Guess what?  It’s so simple, really. She just wants to live joyfully.  To love and be loved.  To laugh, to smile.  To understand and be understood.  To listen and to hear.  To give and to serve.  So why all the scrutiny and judgement?

I just want to be.

And to be free to love the one I love.

Good grief.

November 3rd, 2011 | Comments Off on love’s kitchen

What is it they say?  If you can’t stand the heat, get out of the kitchen?

Things of late are resolving, bit by bit.
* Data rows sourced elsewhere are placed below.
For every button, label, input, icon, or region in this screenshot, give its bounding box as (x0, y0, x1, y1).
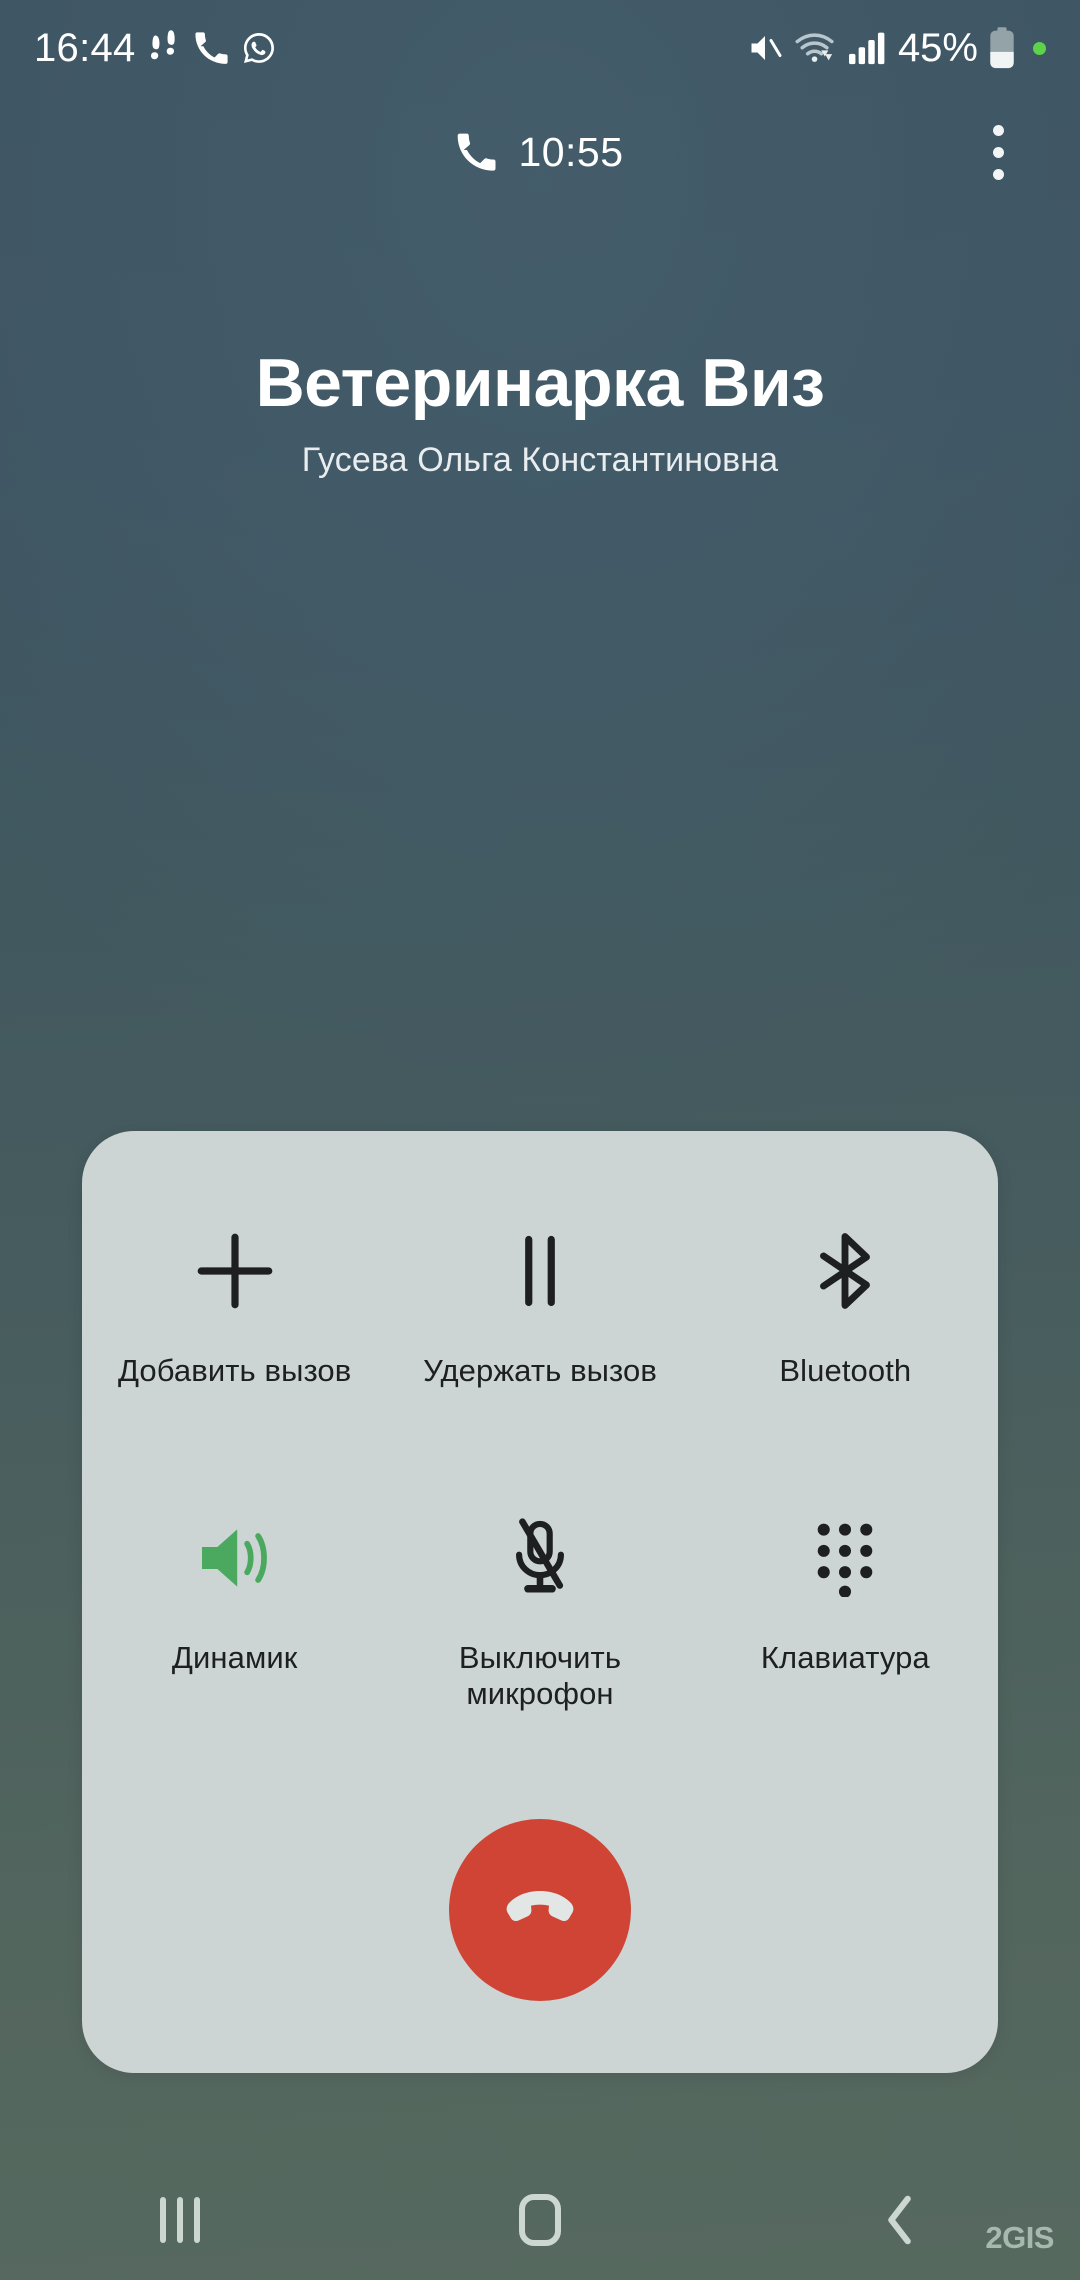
more-vertical-icon[interactable] (968, 114, 1028, 190)
bluetooth-icon (693, 1211, 998, 1331)
end-call-wrapper (82, 1819, 998, 2001)
pause-icon (387, 1211, 692, 1331)
watermark-2gis: 2GIS (985, 2220, 1054, 2255)
phone-icon (194, 31, 228, 65)
end-call-icon (492, 1861, 588, 1960)
end-call-button[interactable] (449, 1819, 631, 2001)
plus-icon (82, 1211, 387, 1331)
speaker-label: Динамик (171, 1639, 298, 1675)
mute-microphone-button[interactable]: Выключить микрофон (387, 1480, 692, 1713)
battery-percent-label: 45% (897, 26, 978, 70)
hold-call-label: Удержать вызов (423, 1353, 657, 1388)
keypad-button[interactable]: Клавиатура (693, 1480, 998, 1713)
hold-call-button[interactable]: Удержать вызов (387, 1193, 692, 1390)
call-duration: 10:55 (518, 128, 624, 175)
bluetooth-button[interactable]: Bluetooth (693, 1193, 998, 1390)
phone-screen: 16:44 45% 10:55 Ветеринарка Виз Гусева О… (0, 0, 1080, 2280)
bluetooth-label: Bluetooth (779, 1353, 912, 1388)
call-controls-grid: Добавить вызов Удержать вызов Bluetooth (82, 1193, 998, 1713)
speaker-button[interactable]: Динамик (82, 1480, 387, 1713)
keypad-label: Клавиатура (760, 1639, 930, 1675)
call-header: 10:55 (0, 96, 1080, 208)
battery-icon (989, 27, 1015, 69)
contact-info: Ветеринарка Виз Гусева Ольга Константино… (0, 345, 1080, 480)
status-bar-left: 16:44 (34, 28, 277, 68)
green-dot-indicator (1033, 41, 1046, 55)
status-bar: 16:44 45% (0, 0, 1080, 96)
pedometer-icon (149, 29, 181, 67)
dialpad-icon (693, 1498, 998, 1618)
phone-handset-icon (456, 132, 496, 172)
mute-microphone-label: Выключить микрофон (458, 1639, 622, 1712)
speaker-icon (82, 1498, 387, 1618)
add-call-button[interactable]: Добавить вызов (82, 1193, 387, 1390)
status-clock: 16:44 (34, 26, 136, 70)
recents-icon[interactable] (0, 2160, 360, 2280)
mute-icon (747, 30, 783, 66)
status-bar-right: 45% (747, 27, 1046, 69)
contact-subtitle: Гусева Ольга Константиновна (301, 441, 779, 480)
microphone-off-icon (387, 1498, 692, 1618)
call-controls-panel: Добавить вызов Удержать вызов Bluetooth (82, 1131, 998, 2073)
add-call-label: Добавить вызов (117, 1353, 352, 1388)
home-icon[interactable] (360, 2160, 720, 2280)
signal-icon (848, 31, 887, 65)
contact-name: Ветеринарка Виз (255, 345, 825, 421)
navigation-bar (0, 2160, 1080, 2280)
whatsapp-icon (241, 30, 277, 66)
wifi-icon (794, 30, 838, 66)
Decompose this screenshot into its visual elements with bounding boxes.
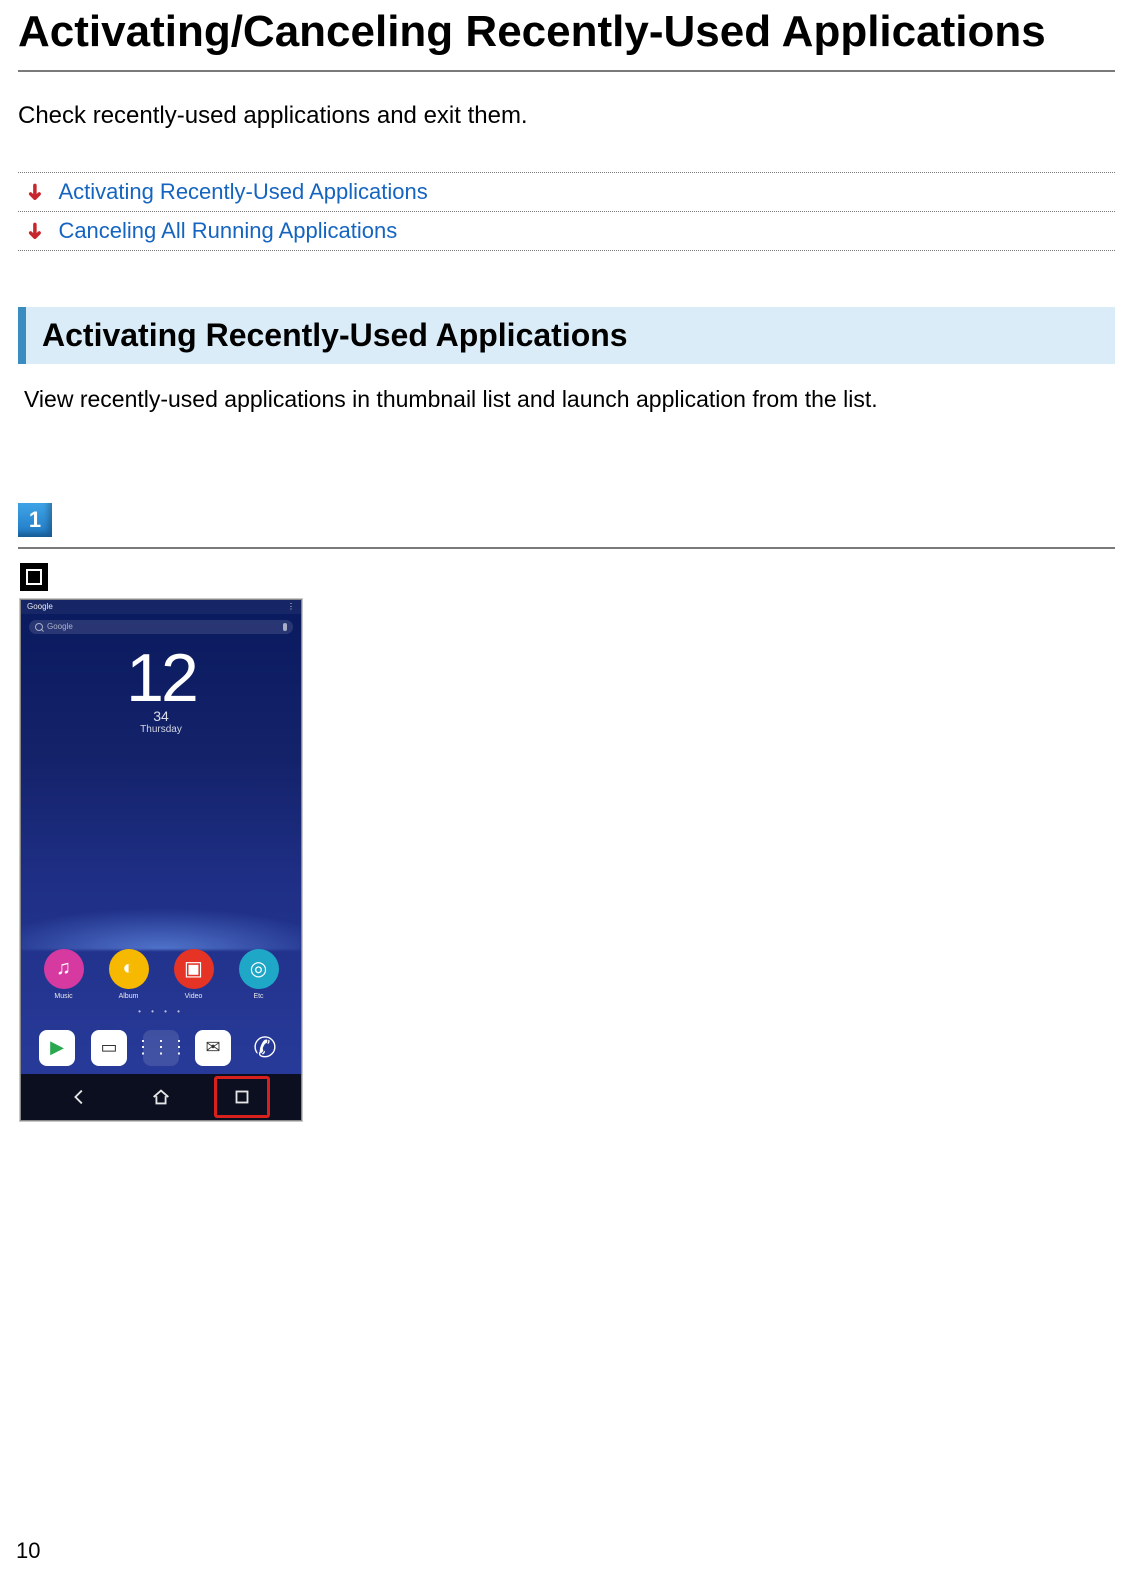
toc-list: ➜ Activating Recently-Used Applications … [18,172,1115,251]
phone-icon: ✆ [247,1030,283,1066]
clock-date: Thursday [21,724,301,735]
page-indicator-dots: • • • • [21,1007,301,1016]
search-bar: Google [29,620,293,634]
app-label: Album [119,993,139,1000]
nav-recent-highlighted [220,1080,264,1114]
mail-icon: ✉ [195,1030,231,1066]
step-rule [18,547,1115,549]
step-number-badge: 1 [18,503,52,537]
nav-back-icon [58,1080,102,1114]
video-icon: ▣ [174,949,214,989]
section-description: View recently-used applications in thumb… [24,386,1115,413]
app-label: Music [54,993,72,1000]
status-right: ⋮ [287,602,295,611]
app-row: ♫ Music ◐ Album ▣ Video ◎ Etc [21,949,301,1000]
app-music: ♫ Music [44,949,84,1000]
highlight-box-icon [214,1076,270,1118]
app-video: ▣ Video [174,949,214,1000]
play-store-icon: ▶ [39,1030,75,1066]
phone-screenshot: Google ⋮ Google 12 34 Thursday ♫ Music ◐… [20,599,302,1121]
search-icon [35,623,43,631]
toc-link[interactable]: Activating Recently-Used Applications [58,179,427,205]
app-drawer-icon: ⋮⋮⋮ [143,1030,179,1066]
toc-link[interactable]: Canceling All Running Applications [58,218,397,244]
app-other: ◎ Etc [239,949,279,1000]
nav-home-icon [139,1080,183,1114]
search-placeholder: Google [47,622,73,631]
status-bar: Google ⋮ [21,600,301,614]
app-label: Video [185,993,203,1000]
nav-bar [21,1074,301,1120]
wallpaper-wave [21,900,301,950]
toc-item-canceling[interactable]: ➜ Canceling All Running Applications [18,211,1115,251]
clock-time: 12 [21,644,301,712]
album-icon: ◐ [109,949,149,989]
favorites-tray: ▶ ▭ ⋮⋮⋮ ✉ ✆ [21,1030,301,1066]
page-title: Activating/Canceling Recently-Used Appli… [18,0,1115,58]
page-number: 10 [16,1538,40,1564]
clock-widget: 12 34 Thursday [21,634,301,735]
mic-icon [283,623,287,631]
section-heading: Activating Recently-Used Applications [18,307,1115,364]
clock-minutes: 34 [21,708,301,724]
title-rule [18,70,1115,72]
down-arrow-icon: ➜ [22,222,48,240]
music-icon: ♫ [44,949,84,989]
shopping-icon: ▭ [91,1030,127,1066]
toc-item-activating[interactable]: ➜ Activating Recently-Used Applications [18,172,1115,211]
intro-text: Check recently-used applications and exi… [18,102,1115,130]
recent-apps-icon [20,563,48,591]
step-1: 1 [18,503,1115,537]
app-label: Etc [253,993,263,1000]
app-album: ◐ Album [109,949,149,1000]
down-arrow-icon: ➜ [22,183,48,201]
app-other-icon: ◎ [239,949,279,989]
status-left: Google [27,602,53,611]
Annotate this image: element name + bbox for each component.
Sometimes when you belong to a big, strong, loving family, and you want to bring someone into that family fold, the family will guard the fortress and bar the gate until it’s understood what it means to enter that gate.  It can be formidable to an outsider; it’s basically running the gauntlet, and not one bit of fun.  Once in, though, it’s a pretty great place to be.

If you survive, that is.

Oy.

~*~*~*~

Separating the men from the boys…   …I found this circulating on the internet…

Boys play house, Men build homes.  Boys shack up, Men get married. Boys make babies, Men raise children.  A boy won’t raise his own children, a man will raise his and someone else’s.  Boys invent excuses for failure, Men produce strategies for success.  Boys look for somebody to take care of them, Men look for someone to take care of.  Boys seek popularity, Men demand respect and know how to give it.  Boys will like you for a month, Men will love you forever.

…It makes me think of this (which comes from the love standard)…

1 Cor 13:11

When I was a child, I spoke as a child, I understood as a child, I thought as a child. But, when I became a man, I put away the things of a child.

~*~*~*~

I’m still shouting from the mountaintops!  I’m in love!  I am saying this carefully, and considering it deeply, measuring it against snippets of wisdom such as these:

Love is NOT
1. Something you “fall into” – a black hole.
2. Infatuation. Emotional loss of control. “Flipped out..” “Couldn’t help myself.”Romanticism and sentimentalism. “Puppy love.” Boy-crazy; girl-crazy.
3. Evaluating another by external criteria. “She’s a #10”
4. Selfish. Interested in “getting” to satisfy my needs.
5. Taking advantage of another (age, height, weight, looks, intellect, emotional maturity,
spiritual maturity, social standings, social skills, psychological understanding, place of
authority, financial superiority, etc.)
6. Improper need fulfillment. Need for love, acceptance, relating, bonding, belonging, to be
valued, affirmed, excitement, identity, etc.
7. Lust. Hormones. Lasciviousness, sensuality.
8. Sex.
9. Idolatry. “……….is my life.” Totally preoccupied in attention and time.

Love is…
1. Respectful of the other person’s values, standards and opinions.
2. Unselfish and unconditional.
3. A decision to relate to the other person at every level – spiritual, psychological and physical.
4. Giving of oneself to the other.
5. Responsible to seek the highest good of the other person “for better or for worse.”
6. God in action. (Rom. 5:5; I John 4:8,16)

~*~*~*~

The bottom line?  My heart is at peace and it is well with my soul.